En s’enfonçant dans les ruelles du village d’Oia, obstruées par la foule, on bute sur une file d’attente. Vingt minutes de queue au moins pour prendre la pause devant de petites églises accrochées à la falaise. Une vue devenue le symbole de la Grèce, reproduite des milliers de fois sur des boules à neige, des magnets, des affiches, des tasses, des torchons… Dans ce décor célèbre dans le monde entier, on peut même réserver une séance photo avec «une robe qui vole» pour «se sentir comme une déesse grecque», délestée toutefois de 270 à 370 euros.
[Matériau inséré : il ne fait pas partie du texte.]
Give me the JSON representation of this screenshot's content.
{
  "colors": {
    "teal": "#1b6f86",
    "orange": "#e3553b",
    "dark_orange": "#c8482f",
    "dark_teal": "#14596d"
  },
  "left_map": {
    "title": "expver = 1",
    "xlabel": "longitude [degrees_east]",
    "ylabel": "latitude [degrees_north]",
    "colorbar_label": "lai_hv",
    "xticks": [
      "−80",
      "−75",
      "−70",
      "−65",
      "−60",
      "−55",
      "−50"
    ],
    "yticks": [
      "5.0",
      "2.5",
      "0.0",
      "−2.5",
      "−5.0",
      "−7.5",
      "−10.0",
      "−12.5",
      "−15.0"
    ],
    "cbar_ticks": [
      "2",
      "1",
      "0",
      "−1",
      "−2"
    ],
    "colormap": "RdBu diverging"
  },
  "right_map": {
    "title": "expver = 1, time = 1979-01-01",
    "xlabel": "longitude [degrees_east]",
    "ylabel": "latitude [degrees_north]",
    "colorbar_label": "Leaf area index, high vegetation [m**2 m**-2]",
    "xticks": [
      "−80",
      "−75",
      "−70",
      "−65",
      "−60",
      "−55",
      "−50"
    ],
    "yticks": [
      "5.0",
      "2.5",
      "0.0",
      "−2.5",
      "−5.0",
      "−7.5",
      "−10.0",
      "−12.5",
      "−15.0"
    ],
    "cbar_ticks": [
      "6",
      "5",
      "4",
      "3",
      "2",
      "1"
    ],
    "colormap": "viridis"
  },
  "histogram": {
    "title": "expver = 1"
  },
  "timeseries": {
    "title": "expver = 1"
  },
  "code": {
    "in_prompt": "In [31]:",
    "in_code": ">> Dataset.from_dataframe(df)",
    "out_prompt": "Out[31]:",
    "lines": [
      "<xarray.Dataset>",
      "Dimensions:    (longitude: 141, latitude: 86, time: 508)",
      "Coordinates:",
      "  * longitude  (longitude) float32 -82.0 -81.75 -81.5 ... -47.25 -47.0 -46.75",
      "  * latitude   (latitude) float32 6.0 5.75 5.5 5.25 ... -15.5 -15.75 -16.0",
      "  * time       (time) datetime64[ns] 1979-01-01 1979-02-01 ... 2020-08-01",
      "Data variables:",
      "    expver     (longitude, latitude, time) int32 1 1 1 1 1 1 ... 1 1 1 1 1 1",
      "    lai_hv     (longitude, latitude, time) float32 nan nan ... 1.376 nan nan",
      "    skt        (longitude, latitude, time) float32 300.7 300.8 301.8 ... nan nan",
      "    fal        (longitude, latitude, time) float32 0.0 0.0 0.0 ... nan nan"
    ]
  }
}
Plus loin, des écriteaux rappellent une évidence qui ne semble plus l’être : «Respect. Ce sont vos vacances… mais c’est chez nous». Dans une Grèce qui a enregistré l’an dernier un record de 32,7 millions de visiteurs, Santorin a accueilli 3,4 millions de touristes, pour une population de 15 500 personnes. Et pour le maire de l’île, ça suffit. «On doit fixer des limites si on ne veut pas sombrer dans le surtourisme», avertit Nikos Zorzos. «Je demande à ce qu’aucun lit supplémentaire ne soit autorisé, que ce soit dans de grands hôtels ou pour de la location sur Airbnb.»
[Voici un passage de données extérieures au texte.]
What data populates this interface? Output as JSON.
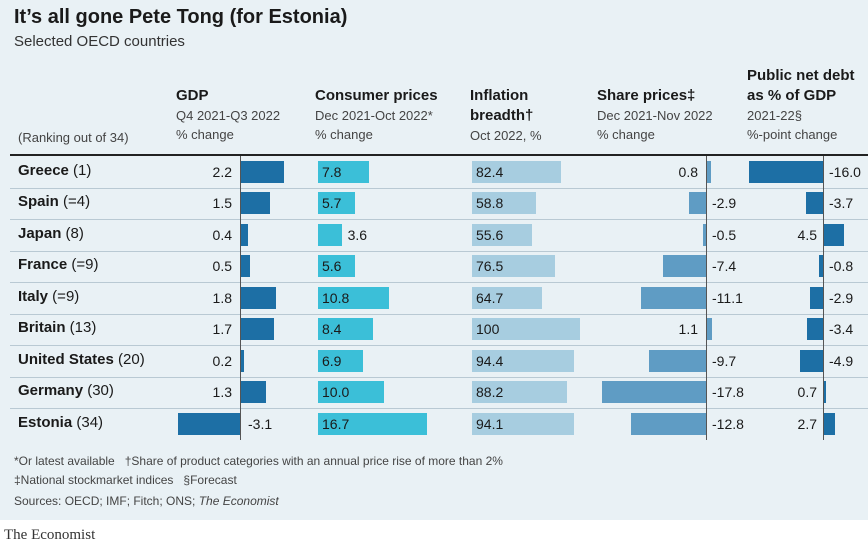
{
  "title": "It’s all gone Pete Tong (for Estonia)",
  "subtitle": "Selected OECD countries",
  "ranking_note": "(Ranking out of 34)",
  "columns": [
    {
      "key": "gdp",
      "title_lines": [
        "GDP"
      ],
      "sub_lines": [
        "Q4 2021-Q3 2022",
        "% change"
      ]
    },
    {
      "key": "cpi",
      "title_lines": [
        "Consumer prices"
      ],
      "sub_lines": [
        "Dec 2021-Oct 2022*",
        "% change"
      ]
    },
    {
      "key": "breadth",
      "title_lines": [
        "Inflation",
        "breadth†"
      ],
      "sub_lines": [
        "Oct 2022, %"
      ]
    },
    {
      "key": "shares",
      "title_lines": [
        "Share prices‡"
      ],
      "sub_lines": [
        "Dec 2021-Nov 2022",
        "% change"
      ]
    },
    {
      "key": "debt",
      "title_lines": [
        "Public net debt",
        "as % of GDP"
      ],
      "sub_lines": [
        "2021-22§",
        "%-point change"
      ]
    }
  ],
  "chart_data": {
    "type": "table",
    "title": "It’s all gone Pete Tong (for Estonia)",
    "subtitle": "Selected OECD countries",
    "rows": [
      {
        "country": "Greece",
        "rank": "(1)",
        "gdp": 2.2,
        "cpi": 7.8,
        "breadth": 82.4,
        "shares": 0.8,
        "debt": -16.0,
        "labels": {
          "gdp": "2.2",
          "cpi": "7.8",
          "breadth": "82.4",
          "shares": "0.8",
          "debt": "-16.0"
        }
      },
      {
        "country": "Spain",
        "rank": "(=4)",
        "gdp": 1.5,
        "cpi": 5.7,
        "breadth": 58.8,
        "shares": -2.9,
        "debt": -3.7,
        "labels": {
          "gdp": "1.5",
          "cpi": "5.7",
          "breadth": "58.8",
          "shares": "-2.9",
          "debt": "-3.7"
        }
      },
      {
        "country": "Japan",
        "rank": "(8)",
        "gdp": 0.4,
        "cpi": 3.6,
        "breadth": 55.6,
        "shares": -0.5,
        "debt": 4.5,
        "labels": {
          "gdp": "0.4",
          "cpi": "3.6",
          "breadth": "55.6",
          "shares": "-0.5",
          "debt": "4.5"
        }
      },
      {
        "country": "France",
        "rank": "(=9)",
        "gdp": 0.5,
        "cpi": 5.6,
        "breadth": 76.5,
        "shares": -7.4,
        "debt": -0.8,
        "labels": {
          "gdp": "0.5",
          "cpi": "5.6",
          "breadth": "76.5",
          "shares": "-7.4",
          "debt": "-0.8"
        }
      },
      {
        "country": "Italy",
        "rank": "(=9)",
        "gdp": 1.8,
        "cpi": 10.8,
        "breadth": 64.7,
        "shares": -11.1,
        "debt": -2.9,
        "labels": {
          "gdp": "1.8",
          "cpi": "10.8",
          "breadth": "64.7",
          "shares": "-11.1",
          "debt": "-2.9"
        }
      },
      {
        "country": "Britain",
        "rank": "(13)",
        "gdp": 1.7,
        "cpi": 8.4,
        "breadth": 100,
        "shares": 1.1,
        "debt": -3.4,
        "labels": {
          "gdp": "1.7",
          "cpi": "8.4",
          "breadth": "100",
          "shares": "1.1",
          "debt": "-3.4"
        }
      },
      {
        "country": "United States",
        "rank": "(20)",
        "gdp": 0.2,
        "cpi": 6.9,
        "breadth": 94.4,
        "shares": -9.7,
        "debt": -4.9,
        "labels": {
          "gdp": "0.2",
          "cpi": "6.9",
          "breadth": "94.4",
          "shares": "-9.7",
          "debt": "-4.9"
        }
      },
      {
        "country": "Germany",
        "rank": "(30)",
        "gdp": 1.3,
        "cpi": 10.0,
        "breadth": 88.2,
        "shares": -17.8,
        "debt": 0.7,
        "labels": {
          "gdp": "1.3",
          "cpi": "10.0",
          "breadth": "88.2",
          "shares": "-17.8",
          "debt": "0.7"
        }
      },
      {
        "country": "Estonia",
        "rank": "(34)",
        "gdp": -3.1,
        "cpi": 16.7,
        "breadth": 94.1,
        "shares": -12.8,
        "debt": 2.7,
        "labels": {
          "gdp": "-3.1",
          "cpi": "16.7",
          "breadth": "94.1",
          "shares": "-12.8",
          "debt": "2.7"
        }
      }
    ]
  },
  "colors": {
    "gdp": "#1d6fa5",
    "cpi": "#3bbfd8",
    "breadth": "#a7cde0",
    "shares": "#5f9cc4",
    "debt": "#1d6fa5"
  },
  "footnotes": {
    "line1a": "*Or latest available",
    "line1b": "†Share of product categories with an annual price rise of more than 2%",
    "line2a": "‡National stockmarket indices",
    "line2b": "§Forecast",
    "sources_prefix": "Sources: OECD; IMF; Fitch; ONS; ",
    "sources_italic": "The Economist"
  },
  "brand": "The Economist"
}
Respect. Ce sont vos vacances… mais c’est chez nous
Le paysage de Santorin, créé par une éruption volcanique vers 1 600 avant Jésus-Christ, est «unique», martèle l’édile. Et il «ne devrait pas être endommagé par de nouvelles infrastructures» alors que près de 20 % de l’île est désormais construite. À l’aplomb de la falaise, une myriade de piscines et de jacuzzis rappelle que Santorin est une destination plutôt chic et chère. Le Premier ministre grec, Kyriakos Mitsotakis, qui a relancé une économie essorée par la crise grâce à la promotion du tourisme, a récemment reconnu que, comme Mykonos chérie par la jet-set, Santorin était «clairement en souffrance».
En 2023, 800 paquebots de croisière ont accosté sur l’île, déversant près de 1,3 million de passagers, selon l’Association hellénique des ports. «On doit protéger certaines îles» comme Santorin et Mykonos, «joyaux de la couronne» du tourisme grec, reconnaît également la ministre du Tourisme, Olga Kefaloyanni. «On doit établir des quotas parce que c’est impossible pour une île comme Santorin d’avoir cinq paquebots de croisière qui arrivent en même temps», selon elle.
Ainsi, dès l’an prochain, une jauge de 8 000 croisiéristes par jour doit être mise en place, ont récemment décidé les autorités locales. Le président de l’association des hôteliers de Santorin, Antonis Pagonis, réfute l’idée de surtourisme sur l’île, mais prône une meilleure organisation pour réguler les flux de visiteurs. «Il n’est pas possible que le lundi, vous ayez 20 000 à 25 000 touristes des navires de croisière et le lendemain aucun», s’agace-t-il. Comme beaucoup, il affirme que la saturation ne concerne que certaines parties de l’île, comme Fira, la capitale, ou encore Oia.
De l’autre côté de l’île, les plages de sable noir affichent une fréquentation raisonnable pour juillet. Les paquebots de croisière «font beaucoup de tort à l’île», renchérit Chantal Metakides, une Belge qui vit à Santorin depuis 26 ans. «Quand il y a huit ou neuf bateaux qui dégagent des fumées, on voit la couche de pollution dans la caldeira», la baie qui a remplacé le cœur de l’ancien volcan effondré, souligne-t-elle. Des insulaires pestent aussi contre certains clients de ces paquebots. «J’en ai déjà entendu dire dans un appel : « Je suis en Turquie ! »», sourit Kostas Sakavaras, guide touristique. «Ils pensent que cette église est une mosquée, parce qu’hier, ils étaient en Turquie.»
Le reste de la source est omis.